The Epoch Times, introduced into Australia with a local edition in December last year, has become the most widely distributed Chinese English language newspaper in the world. While the owners remain strictly anonymous, some are rumoured to be Falun Gong devotees. While it is a general interest newspaper, it has covered the Falun Gong story with thoroughness and sympathy. It recently published “The Nine Commentaries”, a hugely influential critique of the CCP within the Chinese world.
They have recently claimed more than two million resignations from the communist party as a result of their campaigns.

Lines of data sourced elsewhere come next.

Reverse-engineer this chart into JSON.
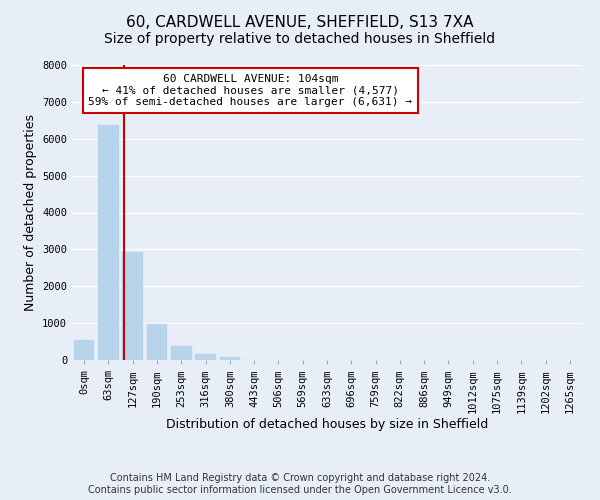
{
  "title_line1": "60, CARDWELL AVENUE, SHEFFIELD, S13 7XA",
  "title_line2": "Size of property relative to detached houses in Sheffield",
  "xlabel": "Distribution of detached houses by size in Sheffield",
  "ylabel": "Number of detached properties",
  "bar_labels": [
    "0sqm",
    "63sqm",
    "127sqm",
    "190sqm",
    "253sqm",
    "316sqm",
    "380sqm",
    "443sqm",
    "506sqm",
    "569sqm",
    "633sqm",
    "696sqm",
    "759sqm",
    "822sqm",
    "886sqm",
    "949sqm",
    "1012sqm",
    "1075sqm",
    "1139sqm",
    "1202sqm",
    "1265sqm"
  ],
  "bar_heights": [
    550,
    6380,
    2930,
    975,
    370,
    175,
    90,
    0,
    0,
    0,
    0,
    0,
    0,
    0,
    0,
    0,
    0,
    0,
    0,
    0,
    0
  ],
  "bar_color": "#b8d4ea",
  "bar_edge_color": "#b8d4ea",
  "vline_x": 1.65,
  "vline_color": "#cc0000",
  "ylim": [
    0,
    8000
  ],
  "yticks": [
    0,
    1000,
    2000,
    3000,
    4000,
    5000,
    6000,
    7000,
    8000
  ],
  "annotation_title": "60 CARDWELL AVENUE: 104sqm",
  "annotation_line1": "← 41% of detached houses are smaller (4,577)",
  "annotation_line2": "59% of semi-detached houses are larger (6,631) →",
  "footer_line1": "Contains HM Land Registry data © Crown copyright and database right 2024.",
  "footer_line2": "Contains public sector information licensed under the Open Government Licence v3.0.",
  "background_color": "#e8eef8",
  "grid_color": "#ffffff",
  "title_fontsize": 11,
  "subtitle_fontsize": 10,
  "axis_label_fontsize": 9,
  "tick_fontsize": 7.5,
  "annotation_fontsize": 8,
  "footer_fontsize": 7
}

An Australian spokeswoman for the Epoch Times Caroline Dobson said they were an independent media outlet and were an entirely separate entity to Falun Dafa. “The reason that we cover Falun Dafa is because we have a multilingual staff, unique contacts within the community and for anyone interested in China it is such a big story. It affects a large number of people.
The press office of the Chinese Embassy referred inquiries to the head press officer, Mrs Ou Boqian, who did not answer the number provided by the press office.

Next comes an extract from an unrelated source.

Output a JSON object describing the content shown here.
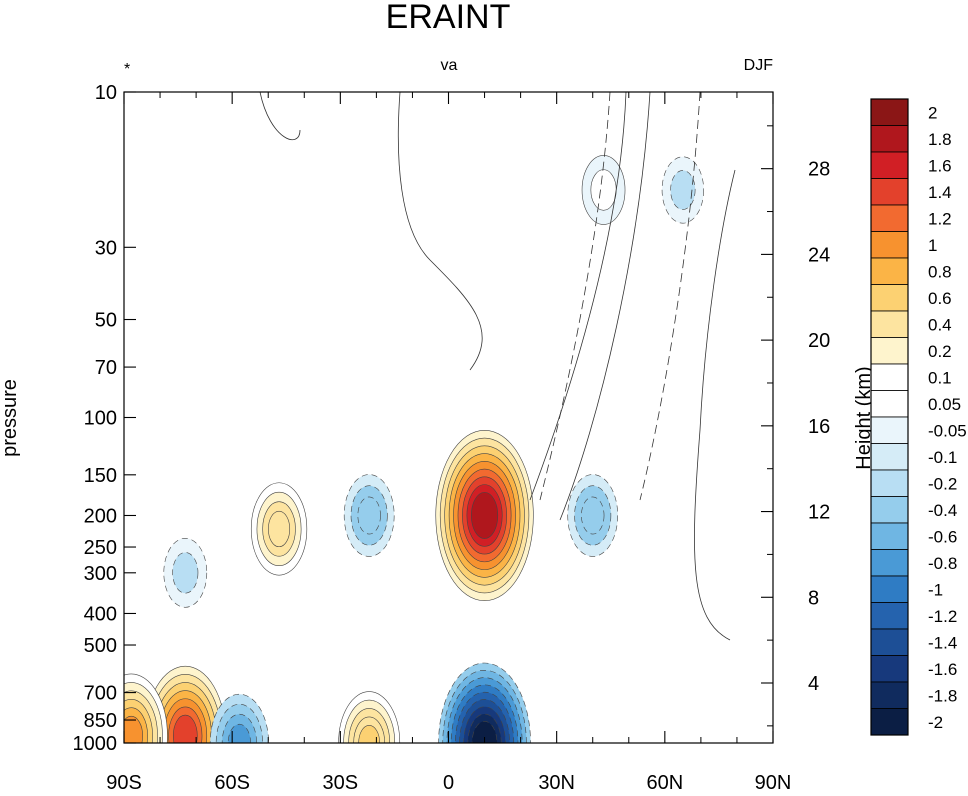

Even since the spectacular mid-year defection of Chen Yonglin the story of Falun Gong in Australia keeps popping up in unusual ways. In the UK and Canada in recent months, just as in Australia, there have been sorrowful stories of Chinese practitioners being forcibly repatriated back to China and a very uncertain future. Recent activities in Australia have included a conference titled A Great Wall of Courage, an anti-torture exhibition and a candlelight vigil to mark the sixth anniversary of the Chinese crackdown.
In another incident, Falun Gong was forced to deny that any of its members were involved in an episode of self harm amongst Chinese inmates at Villawood; pointing out, not for the first time, that their beliefs are totally opposed to self harm or killing of any kind.
And in yet another incident, Sydney’s University of Technology refused to remove mention of a Falun Dafa meditation club from its website. As a result, the UTS website has been blocked in China, which is expected to lower the number of incoming Chinese students, substantially affecting university revenue. UTS Vice Chancellor Ross Milbourne says an increase in undergraduate student fees was largely due to the university taking a principled stand in keeping Falun Dafa content on the site.Equally odd, a San Francisco politician of Chinese origin withdrew her support for an art show, the “National Treasures of China”, after it was revealed that owner of the valuable collection Mei-Ling Dai, described by the local press as the matriarch ofan aristocratic Chinese-Australian family,practices Falun Gong.
There is no doubt as the Beijing Olympics and 2008 approaches, stories of Falun Dafa will proliferate. At the very least, virtually anyone in the world who goes to a Chinese embassy or a Chinese consulate to get a visa will have a Falun Dafa leaflet thrust at them.
I shrug when people ask me if I will continue with the exercises after I finish the story. In 17 years, since Falun Gong was launched in 1992, it has attracted millions of followers in more than 60 different countries and as evidenced by the crackdown by the Chinese Communist Party it has posed a serious threat to the government of the most populous nation on earth. What is clear is that the story of Falun Dafa is far from over.